Elle donne des directives à son athlète assis qui s'apprête à lancer un javelot sur la pelouse

Nathalie Séguin accompagne en compétition un jeune lanceur de javelot

Photo : Radio-Canada / Myriam Lafrenière

Pour élargir la base du sport adapté, il faut le faire entrer dans le système scolaire. J’y travaille avec un projet de sports-études en para-athlétisme dans la région de Québec. Trois écoles qui offrent l’option athlétisme sont prêtes à inclure des enfants handicapés. On a même déjà trouvé une entraîneuse qui leur serait consacrée.

Le défi est maintenant de trouver des enfants pour ce programme. Il n’y a aucun candidat potentiel dans la clientèle actuelle des trois écoles. On espère recruter deux ou trois élèves pour un lancement à la rentrée de 2024.


J’ai mille et un projets et pas assez de temps pour être efficace comme je l’aimerais dans chacun d’eux. En goalball, je suis entraîneuse-chef de l’équipe nationale masculine et des équipes du Québec, j’accompagne les adultes qui veulent essayer le sport à Québec et je m’implique dans le programme de mini-goalball pour les 6 à 12 ans. Chaque nouvel enfant, pour nous, c’est l’équivalent de trois nouveaux clubs dans une association de soccer! On l’accueille à bras ouverts.

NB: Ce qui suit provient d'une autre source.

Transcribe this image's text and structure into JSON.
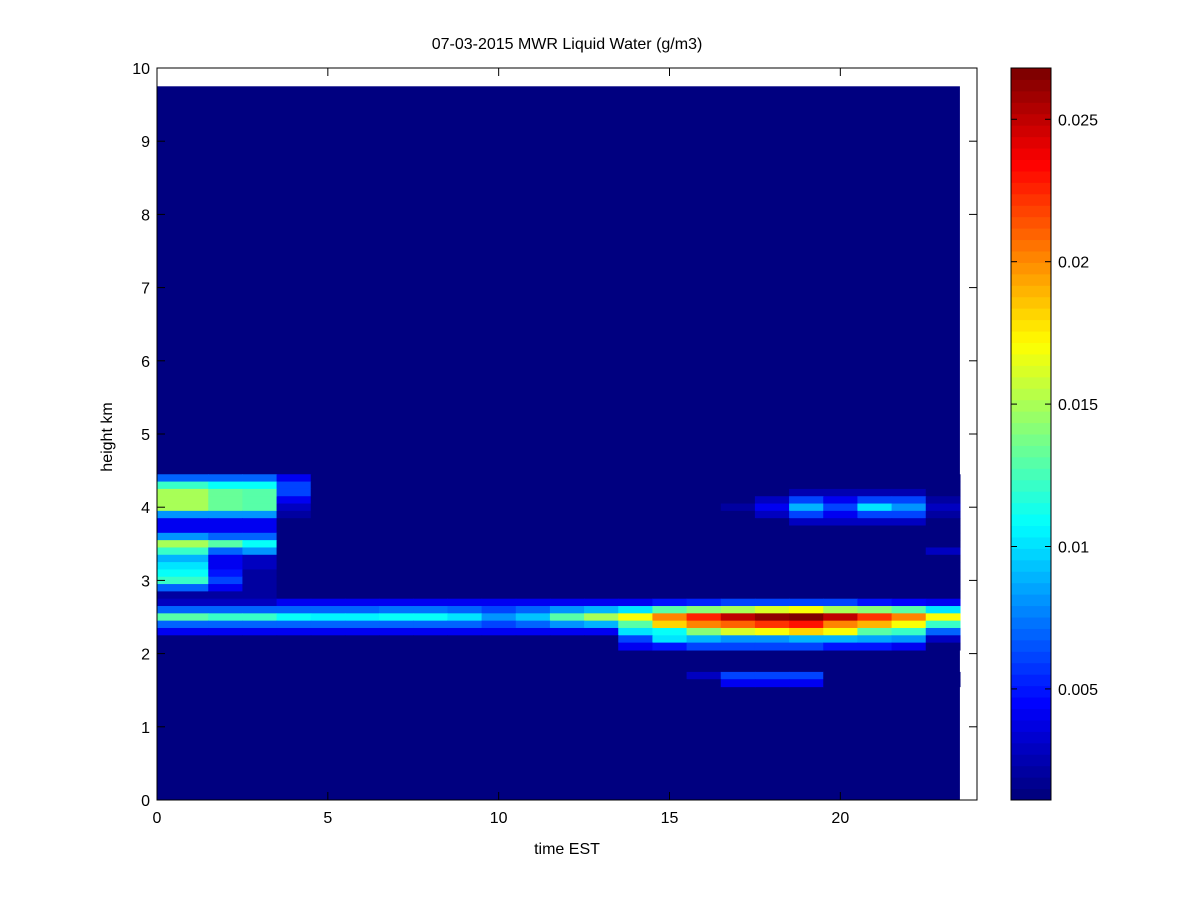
{
  "chart_data": {
    "type": "heatmap",
    "title": "07-03-2015 MWR Liquid Water (g/m3)",
    "xlabel": "time EST",
    "ylabel": "height km",
    "xlim": [
      0,
      24
    ],
    "ylim": [
      0,
      10
    ],
    "x_ticks": [
      0,
      5,
      10,
      15,
      20
    ],
    "y_ticks": [
      0,
      1,
      2,
      3,
      4,
      5,
      6,
      7,
      8,
      9,
      10
    ],
    "x_edges": [
      0,
      1.5,
      2.5,
      3.5,
      4.5,
      5.5,
      6.5,
      7.5,
      8.5,
      9.5,
      10.5,
      11.5,
      12.5,
      13.5,
      14.5,
      15.5,
      16.5,
      17.5,
      18.5,
      19.5,
      20.5,
      21.5,
      22.5,
      23.5
    ],
    "data_top_km": 9.75,
    "row_spacing_km": 0.1,
    "background_value": 0.0012,
    "colormap": "jet",
    "clim": [
      0.0011,
      0.0268
    ],
    "colorbar": {
      "ticks": [
        0.005,
        0.01,
        0.015,
        0.02,
        0.025
      ],
      "tick_labels": [
        "0.005",
        "0.01",
        "0.015",
        "0.02",
        "0.025"
      ]
    },
    "rows": [
      {
        "height_km": 4.4,
        "values": [
          0.007,
          0.007,
          0.007,
          0.004,
          0.0012,
          0.0012,
          0.0012,
          0.0012,
          0.0012,
          0.0012,
          0.0012,
          0.0012,
          0.0012,
          0.0012,
          0.0012,
          0.0012,
          0.0012,
          0.0012,
          0.0012,
          0.0012,
          0.0012,
          0.0012,
          0.0012
        ]
      },
      {
        "height_km": 4.3,
        "values": [
          0.012,
          0.011,
          0.011,
          0.006,
          0.0012,
          0.0012,
          0.0012,
          0.0012,
          0.0012,
          0.0012,
          0.0012,
          0.0012,
          0.0012,
          0.0012,
          0.0012,
          0.0012,
          0.0012,
          0.0012,
          0.0012,
          0.0012,
          0.0012,
          0.0012,
          0.0012
        ]
      },
      {
        "height_km": 4.2,
        "values": [
          0.015,
          0.0135,
          0.013,
          0.006,
          0.0012,
          0.0012,
          0.0012,
          0.0012,
          0.0012,
          0.0012,
          0.0012,
          0.0012,
          0.0012,
          0.0012,
          0.0012,
          0.0012,
          0.0012,
          0.0012,
          0.0025,
          0.0025,
          0.0025,
          0.0025,
          0.0012
        ]
      },
      {
        "height_km": 4.1,
        "values": [
          0.015,
          0.0135,
          0.013,
          0.004,
          0.0012,
          0.0012,
          0.0012,
          0.0012,
          0.0012,
          0.0012,
          0.0012,
          0.0012,
          0.0012,
          0.0012,
          0.0012,
          0.0012,
          0.0015,
          0.003,
          0.006,
          0.004,
          0.006,
          0.006,
          0.002
        ]
      },
      {
        "height_km": 4.0,
        "values": [
          0.015,
          0.0135,
          0.013,
          0.003,
          0.0012,
          0.0012,
          0.0012,
          0.0012,
          0.0012,
          0.0012,
          0.0012,
          0.0012,
          0.0012,
          0.0012,
          0.0012,
          0.0015,
          0.002,
          0.004,
          0.009,
          0.006,
          0.01,
          0.008,
          0.003
        ]
      },
      {
        "height_km": 3.9,
        "values": [
          0.008,
          0.008,
          0.008,
          0.002,
          0.0012,
          0.0012,
          0.0012,
          0.0012,
          0.0012,
          0.0012,
          0.0012,
          0.0012,
          0.0012,
          0.0012,
          0.0012,
          0.0012,
          0.0015,
          0.003,
          0.006,
          0.004,
          0.006,
          0.006,
          0.002
        ]
      },
      {
        "height_km": 3.8,
        "values": [
          0.004,
          0.004,
          0.004,
          0.0015,
          0.0012,
          0.0012,
          0.0012,
          0.0012,
          0.0012,
          0.0012,
          0.0012,
          0.0012,
          0.0012,
          0.0012,
          0.0012,
          0.0012,
          0.0012,
          0.0012,
          0.003,
          0.003,
          0.003,
          0.003,
          0.0012
        ]
      },
      {
        "height_km": 3.7,
        "values": [
          0.004,
          0.004,
          0.004,
          0.0012,
          0.0012,
          0.0012,
          0.0012,
          0.0012,
          0.0012,
          0.0012,
          0.0012,
          0.0012,
          0.0012,
          0.0012,
          0.0012,
          0.0012,
          0.0012,
          0.0012,
          0.0012,
          0.0012,
          0.0012,
          0.0012,
          0.0012
        ]
      },
      {
        "height_km": 3.6,
        "values": [
          0.008,
          0.007,
          0.007,
          0.0012,
          0.0012,
          0.0012,
          0.0012,
          0.0012,
          0.0012,
          0.0012,
          0.0012,
          0.0012,
          0.0012,
          0.0012,
          0.0012,
          0.0012,
          0.0012,
          0.0012,
          0.0012,
          0.0012,
          0.0012,
          0.0012,
          0.0012
        ]
      },
      {
        "height_km": 3.5,
        "values": [
          0.015,
          0.013,
          0.011,
          0.0012,
          0.0012,
          0.0012,
          0.0012,
          0.0012,
          0.0012,
          0.0012,
          0.0012,
          0.0012,
          0.0012,
          0.0012,
          0.0012,
          0.0012,
          0.0012,
          0.0012,
          0.0012,
          0.0012,
          0.0012,
          0.0015,
          0.0015
        ]
      },
      {
        "height_km": 3.4,
        "values": [
          0.012,
          0.007,
          0.008,
          0.0012,
          0.0012,
          0.0012,
          0.0012,
          0.0012,
          0.0012,
          0.0012,
          0.0012,
          0.0012,
          0.0012,
          0.0012,
          0.0012,
          0.0012,
          0.0012,
          0.0012,
          0.0012,
          0.0012,
          0.0012,
          0.0015,
          0.003
        ]
      },
      {
        "height_km": 3.3,
        "values": [
          0.009,
          0.004,
          0.003,
          0.0012,
          0.0012,
          0.0012,
          0.0012,
          0.0012,
          0.0012,
          0.0012,
          0.0012,
          0.0012,
          0.0012,
          0.0012,
          0.0012,
          0.0012,
          0.0012,
          0.0012,
          0.0012,
          0.0012,
          0.0012,
          0.0012,
          0.0012
        ]
      },
      {
        "height_km": 3.2,
        "values": [
          0.01,
          0.004,
          0.003,
          0.0012,
          0.0012,
          0.0012,
          0.0012,
          0.0012,
          0.0012,
          0.0012,
          0.0012,
          0.0012,
          0.0012,
          0.0012,
          0.0012,
          0.0012,
          0.0012,
          0.0012,
          0.0012,
          0.0012,
          0.0012,
          0.0012,
          0.0012
        ]
      },
      {
        "height_km": 3.1,
        "values": [
          0.011,
          0.005,
          0.002,
          0.0012,
          0.0012,
          0.0012,
          0.0012,
          0.0012,
          0.0012,
          0.0012,
          0.0012,
          0.0012,
          0.0012,
          0.0012,
          0.0012,
          0.0012,
          0.0012,
          0.0012,
          0.0012,
          0.0012,
          0.0012,
          0.0012,
          0.0012
        ]
      },
      {
        "height_km": 3.0,
        "values": [
          0.012,
          0.006,
          0.002,
          0.0012,
          0.0012,
          0.0012,
          0.0012,
          0.0012,
          0.0012,
          0.0012,
          0.0012,
          0.0012,
          0.0012,
          0.0012,
          0.0012,
          0.0012,
          0.0012,
          0.0012,
          0.0012,
          0.0012,
          0.0012,
          0.0012,
          0.0012
        ]
      },
      {
        "height_km": 2.9,
        "values": [
          0.007,
          0.004,
          0.002,
          0.0012,
          0.0012,
          0.0012,
          0.0012,
          0.0012,
          0.0012,
          0.0012,
          0.0012,
          0.0012,
          0.0012,
          0.0012,
          0.0012,
          0.0012,
          0.0012,
          0.0012,
          0.0012,
          0.0012,
          0.0012,
          0.0012,
          0.0012
        ]
      },
      {
        "height_km": 2.8,
        "values": [
          0.002,
          0.002,
          0.002,
          0.0012,
          0.0012,
          0.0012,
          0.0012,
          0.0012,
          0.0012,
          0.0012,
          0.0012,
          0.0012,
          0.0012,
          0.0012,
          0.0012,
          0.0012,
          0.0012,
          0.0012,
          0.0012,
          0.0012,
          0.0012,
          0.0012,
          0.0012
        ]
      },
      {
        "height_km": 2.7,
        "values": [
          0.003,
          0.003,
          0.003,
          0.004,
          0.004,
          0.004,
          0.004,
          0.004,
          0.004,
          0.004,
          0.004,
          0.004,
          0.004,
          0.004,
          0.005,
          0.0055,
          0.006,
          0.006,
          0.006,
          0.006,
          0.005,
          0.0045,
          0.004
        ]
      },
      {
        "height_km": 2.6,
        "values": [
          0.007,
          0.007,
          0.007,
          0.007,
          0.007,
          0.007,
          0.0075,
          0.0075,
          0.007,
          0.006,
          0.007,
          0.008,
          0.009,
          0.01,
          0.013,
          0.014,
          0.015,
          0.016,
          0.017,
          0.015,
          0.014,
          0.013,
          0.01
        ]
      },
      {
        "height_km": 2.5,
        "values": [
          0.013,
          0.012,
          0.012,
          0.011,
          0.0105,
          0.0105,
          0.011,
          0.011,
          0.01,
          0.008,
          0.0095,
          0.013,
          0.015,
          0.017,
          0.02,
          0.0225,
          0.025,
          0.026,
          0.0268,
          0.025,
          0.022,
          0.02,
          0.017
        ]
      },
      {
        "height_km": 2.4,
        "values": [
          0.007,
          0.007,
          0.007,
          0.007,
          0.007,
          0.007,
          0.007,
          0.007,
          0.007,
          0.006,
          0.007,
          0.008,
          0.009,
          0.013,
          0.018,
          0.02,
          0.021,
          0.022,
          0.023,
          0.02,
          0.019,
          0.017,
          0.012
        ]
      },
      {
        "height_km": 2.3,
        "values": [
          0.004,
          0.004,
          0.004,
          0.004,
          0.004,
          0.004,
          0.004,
          0.004,
          0.004,
          0.004,
          0.004,
          0.004,
          0.004,
          0.01,
          0.011,
          0.014,
          0.016,
          0.017,
          0.018,
          0.017,
          0.013,
          0.012,
          0.007
        ]
      },
      {
        "height_km": 2.2,
        "values": [
          0.0012,
          0.0012,
          0.0012,
          0.0012,
          0.0012,
          0.0012,
          0.0012,
          0.0012,
          0.0012,
          0.0012,
          0.0012,
          0.0012,
          0.0012,
          0.006,
          0.01,
          0.009,
          0.008,
          0.008,
          0.009,
          0.009,
          0.0085,
          0.008,
          0.003
        ]
      },
      {
        "height_km": 2.1,
        "values": [
          0.0012,
          0.0012,
          0.0012,
          0.0012,
          0.0012,
          0.0012,
          0.0012,
          0.0012,
          0.0012,
          0.0012,
          0.0012,
          0.0012,
          0.0012,
          0.004,
          0.005,
          0.006,
          0.006,
          0.006,
          0.006,
          0.005,
          0.005,
          0.004,
          0.0015
        ]
      },
      {
        "height_km": 1.7,
        "values": [
          0.0012,
          0.0012,
          0.0012,
          0.0012,
          0.0012,
          0.0012,
          0.0012,
          0.0012,
          0.0012,
          0.0012,
          0.0012,
          0.0012,
          0.0012,
          0.0012,
          0.0012,
          0.003,
          0.006,
          0.006,
          0.006,
          0.0015,
          0.0012,
          0.0012,
          0.0012
        ]
      },
      {
        "height_km": 1.6,
        "values": [
          0.0012,
          0.0012,
          0.0012,
          0.0012,
          0.0012,
          0.0012,
          0.0012,
          0.0012,
          0.0012,
          0.0012,
          0.0012,
          0.0012,
          0.0012,
          0.0012,
          0.0012,
          0.0012,
          0.004,
          0.004,
          0.004,
          0.0012,
          0.0012,
          0.0012,
          0.0012
        ]
      }
    ]
  }
}
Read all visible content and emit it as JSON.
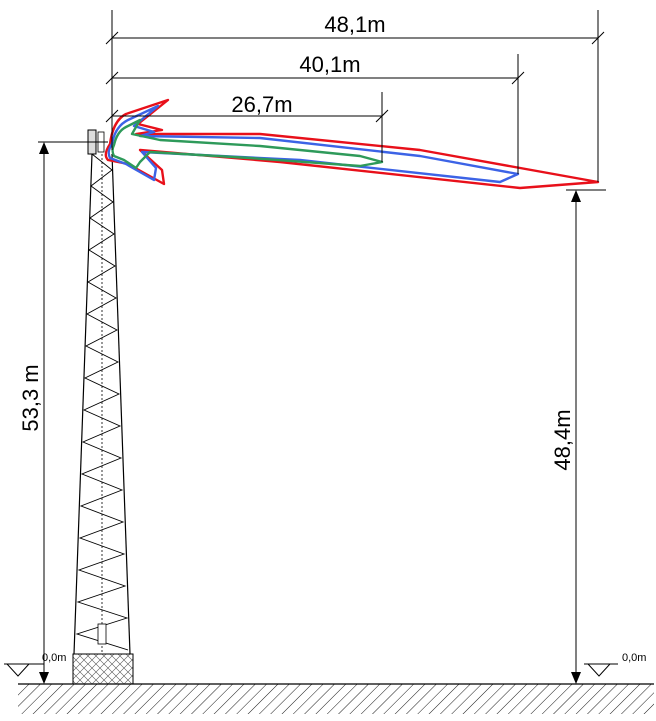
{
  "dimensions": {
    "width_red": "48,1m",
    "width_blue": "40,1m",
    "width_green": "26,7m",
    "tower_height": "53,3 m",
    "beam_end_height": "48,4m",
    "ground_level_left": "0,0m",
    "ground_level_right": "0,0m"
  },
  "beams": [
    {
      "color": "#e8101a"
    },
    {
      "color": "#3c63e6"
    },
    {
      "color": "#2e9a5a"
    }
  ]
}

Mon club de para-athlétisme s’est développé au-delà de mes attentes. C’est rendu le plus gros au Québec. J’ai même un athlète en équipe nationale. Au début, le club m’occupait surtout l’été, alors que pour le goalball, c’était l’hiver. Ça se combinait très bien. Maintenant, les deux m’occupent à l’année.

Une femme en rouge dispute une course de fauteuil roulant à côté d'une jeune athlète dans le couloir voisin

Nathalie Séguin participe à une course de démonstration d'athlétisme en fauteuil roulant au centre Claude-Robillard

Photo : Radio-Canada / Myriam Lafrenière

Si je partais, il n’y aurait personne pour me remplacer comme entraîneuse-chef dans un sport ou l’autre. En goalball, ça fait même trois ans qu’on n’a pas d’entraîneur adjoint dans les équipes du Québec.

Ça nous ramène à la réalité des sports adaptés : tout repose sur peu d’épaules. Quand de nouvelles personnes arrivent, tu les impliques dans l’espoir qu’ils restent dans le milieu, comme cette stagiaire très motivée qui sera notre entraîneuse de sports-études de para-athlétisme.

Ces nouvelles personnes, ce sont souvent des étudiants qui ne veulent pas nécessairement faire carrière dans ce domaine. Et on n’a pas beaucoup d’heures à leur offrir. C’est difficile de les garder, mais on essaie quand même.

Je suis la preuve qu’on peut recruter des entraîneurs, que les sports adaptés n’attirent pas que des personnes qui en ont pratiqué elles-mêmes ou qui connaissent quelqu’un dans le milieu, comme on se l’imagine. Avant d’y entrer, je ne connaissais personne avec un handicap. J’ai développé une passion que je ne soupçonnais pas.

Et ma passion est toujours aussi forte. J’ai encore le goût de la partager en donnant bénévolement de mon temps. C’est ce qui fait tourner la roue du sport et qui permet d’accrocher des gens.

La passion, ça ne s’acquiert pas. Ça se développe et se transmet. C’est l’histoire de mon parcours.